Como objetivo real en lo electoral, según la encuesta de la consultora Polites, lo concreto es posicionarse como segunda fuerza en lo local, sumar bancas de diputados provinciales y aspirar a lograr alguna banca nacional. Este objetivo, si bien desafiante, no es imposible. Requiere que Javier Milei nacionalice la campaña para legisladores, apalancando su figura para arrastrar votos en las regiones donde su discurso disruptivo tiene menos presencia territorial.

Dicho esto, no todo está perdido para Figueroa. Su apuesta podría resonar en sectores jóvenes que sienten que el zamorismo les ofrece un techo de cristal. El desencanto con el sistema tradicional podría ser su plataforma de despegue. Pero para eso necesita algo más que retórica explosiva: necesita propuestas viables y una narrativa que conecte con las necesidades locales, lejos de ser percibida como una receta impuesta desde Buenos Aires.

¿Revolución o Retroceso?

Tomás Figueroa no es un fenómeno interesante sino más bien una persona de una familia tradicional de empresarios vinculados al Estado provincial, que promete libertad individual en una provincia donde la colectividad está profundamente entrelazada con el Estado.
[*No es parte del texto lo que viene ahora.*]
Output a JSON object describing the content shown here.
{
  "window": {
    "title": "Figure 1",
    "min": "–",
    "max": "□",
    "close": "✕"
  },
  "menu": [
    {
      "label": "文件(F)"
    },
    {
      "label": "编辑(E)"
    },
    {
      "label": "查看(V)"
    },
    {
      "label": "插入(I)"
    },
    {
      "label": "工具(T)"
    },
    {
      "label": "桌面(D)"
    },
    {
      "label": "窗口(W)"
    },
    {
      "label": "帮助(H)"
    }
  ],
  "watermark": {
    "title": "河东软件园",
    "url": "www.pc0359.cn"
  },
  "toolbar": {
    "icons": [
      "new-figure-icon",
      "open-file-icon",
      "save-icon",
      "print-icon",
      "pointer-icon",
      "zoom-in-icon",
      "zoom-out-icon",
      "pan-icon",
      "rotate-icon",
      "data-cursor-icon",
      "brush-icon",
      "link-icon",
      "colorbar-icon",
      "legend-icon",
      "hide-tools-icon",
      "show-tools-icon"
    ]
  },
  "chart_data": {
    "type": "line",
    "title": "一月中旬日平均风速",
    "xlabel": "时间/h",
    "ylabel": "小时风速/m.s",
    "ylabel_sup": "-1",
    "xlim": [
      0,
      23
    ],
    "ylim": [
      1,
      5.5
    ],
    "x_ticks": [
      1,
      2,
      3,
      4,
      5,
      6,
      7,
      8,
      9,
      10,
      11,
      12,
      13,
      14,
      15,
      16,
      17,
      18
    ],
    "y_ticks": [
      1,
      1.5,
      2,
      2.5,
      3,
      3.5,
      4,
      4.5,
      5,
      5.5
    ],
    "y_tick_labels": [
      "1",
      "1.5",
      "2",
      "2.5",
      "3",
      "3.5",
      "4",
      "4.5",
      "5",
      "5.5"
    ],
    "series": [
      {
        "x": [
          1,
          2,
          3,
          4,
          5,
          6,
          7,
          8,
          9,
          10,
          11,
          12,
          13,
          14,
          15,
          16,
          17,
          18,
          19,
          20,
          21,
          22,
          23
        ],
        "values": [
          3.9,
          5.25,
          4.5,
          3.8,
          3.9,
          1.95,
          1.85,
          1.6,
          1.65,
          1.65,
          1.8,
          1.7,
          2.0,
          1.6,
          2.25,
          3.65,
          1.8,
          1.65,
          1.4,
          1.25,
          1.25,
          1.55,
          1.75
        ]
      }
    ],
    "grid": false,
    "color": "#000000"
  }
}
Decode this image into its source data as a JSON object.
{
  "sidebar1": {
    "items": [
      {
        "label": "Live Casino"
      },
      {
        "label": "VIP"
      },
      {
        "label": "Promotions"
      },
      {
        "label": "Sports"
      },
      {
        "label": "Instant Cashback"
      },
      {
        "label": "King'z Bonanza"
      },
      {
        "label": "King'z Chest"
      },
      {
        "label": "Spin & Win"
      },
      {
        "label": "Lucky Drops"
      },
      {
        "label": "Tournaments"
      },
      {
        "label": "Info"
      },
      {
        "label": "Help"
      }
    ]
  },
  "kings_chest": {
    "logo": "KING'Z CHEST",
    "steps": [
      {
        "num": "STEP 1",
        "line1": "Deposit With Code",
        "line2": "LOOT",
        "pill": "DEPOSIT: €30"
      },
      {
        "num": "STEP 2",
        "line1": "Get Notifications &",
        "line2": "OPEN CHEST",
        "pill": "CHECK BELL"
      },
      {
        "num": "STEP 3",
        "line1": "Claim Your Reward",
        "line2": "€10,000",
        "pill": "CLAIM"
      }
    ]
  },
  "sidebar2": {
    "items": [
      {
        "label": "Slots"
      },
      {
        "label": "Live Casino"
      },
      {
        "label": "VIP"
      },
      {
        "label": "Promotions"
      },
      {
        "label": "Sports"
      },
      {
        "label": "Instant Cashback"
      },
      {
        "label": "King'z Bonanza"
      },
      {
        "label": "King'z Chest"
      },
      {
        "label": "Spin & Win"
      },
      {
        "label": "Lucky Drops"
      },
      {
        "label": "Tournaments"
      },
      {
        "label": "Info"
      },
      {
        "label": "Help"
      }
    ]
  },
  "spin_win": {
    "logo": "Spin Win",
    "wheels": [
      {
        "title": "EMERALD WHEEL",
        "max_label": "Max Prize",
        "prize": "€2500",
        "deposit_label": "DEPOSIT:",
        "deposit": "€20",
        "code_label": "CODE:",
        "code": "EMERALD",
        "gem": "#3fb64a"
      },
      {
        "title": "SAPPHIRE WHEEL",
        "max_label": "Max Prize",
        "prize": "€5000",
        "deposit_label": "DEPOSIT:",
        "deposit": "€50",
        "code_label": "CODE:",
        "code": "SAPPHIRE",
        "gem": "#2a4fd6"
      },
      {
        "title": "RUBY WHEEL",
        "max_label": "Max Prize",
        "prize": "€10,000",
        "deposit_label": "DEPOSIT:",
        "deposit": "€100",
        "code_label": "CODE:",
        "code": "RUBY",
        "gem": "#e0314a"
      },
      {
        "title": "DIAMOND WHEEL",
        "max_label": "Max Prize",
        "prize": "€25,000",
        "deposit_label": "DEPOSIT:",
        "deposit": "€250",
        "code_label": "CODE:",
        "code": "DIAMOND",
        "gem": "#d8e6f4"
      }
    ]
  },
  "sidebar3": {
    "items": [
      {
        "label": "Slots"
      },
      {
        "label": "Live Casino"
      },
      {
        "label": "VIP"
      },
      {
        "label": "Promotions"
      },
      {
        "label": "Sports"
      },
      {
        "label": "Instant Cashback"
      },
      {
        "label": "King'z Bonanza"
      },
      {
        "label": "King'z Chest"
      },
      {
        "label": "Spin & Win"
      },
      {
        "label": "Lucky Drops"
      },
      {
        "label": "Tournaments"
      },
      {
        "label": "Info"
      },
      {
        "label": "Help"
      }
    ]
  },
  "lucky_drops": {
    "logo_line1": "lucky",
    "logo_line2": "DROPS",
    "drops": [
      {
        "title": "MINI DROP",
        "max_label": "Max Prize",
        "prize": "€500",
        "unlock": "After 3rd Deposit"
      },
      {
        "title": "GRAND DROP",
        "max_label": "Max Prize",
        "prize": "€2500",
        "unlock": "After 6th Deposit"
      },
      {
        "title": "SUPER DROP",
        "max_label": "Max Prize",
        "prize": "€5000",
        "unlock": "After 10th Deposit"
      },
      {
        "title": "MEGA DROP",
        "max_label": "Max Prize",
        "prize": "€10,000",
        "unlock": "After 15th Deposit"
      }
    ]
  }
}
Su irrupción podría ser el inicio de un cambio en el paisaje político santiagueño o, más probablemente, una curiosidad efímera que recordarán los analistas dentro de unos años.

Lo que es seguro es que su cruzada libertaria en Santiago del Estero plantea una pregunta fascinante: ¿puede el liberalismo práctico florecer en un terreno tan hostil? La respuesta, como siempre, la tendrá el electorado, entre un mate y una pausa para la siesta.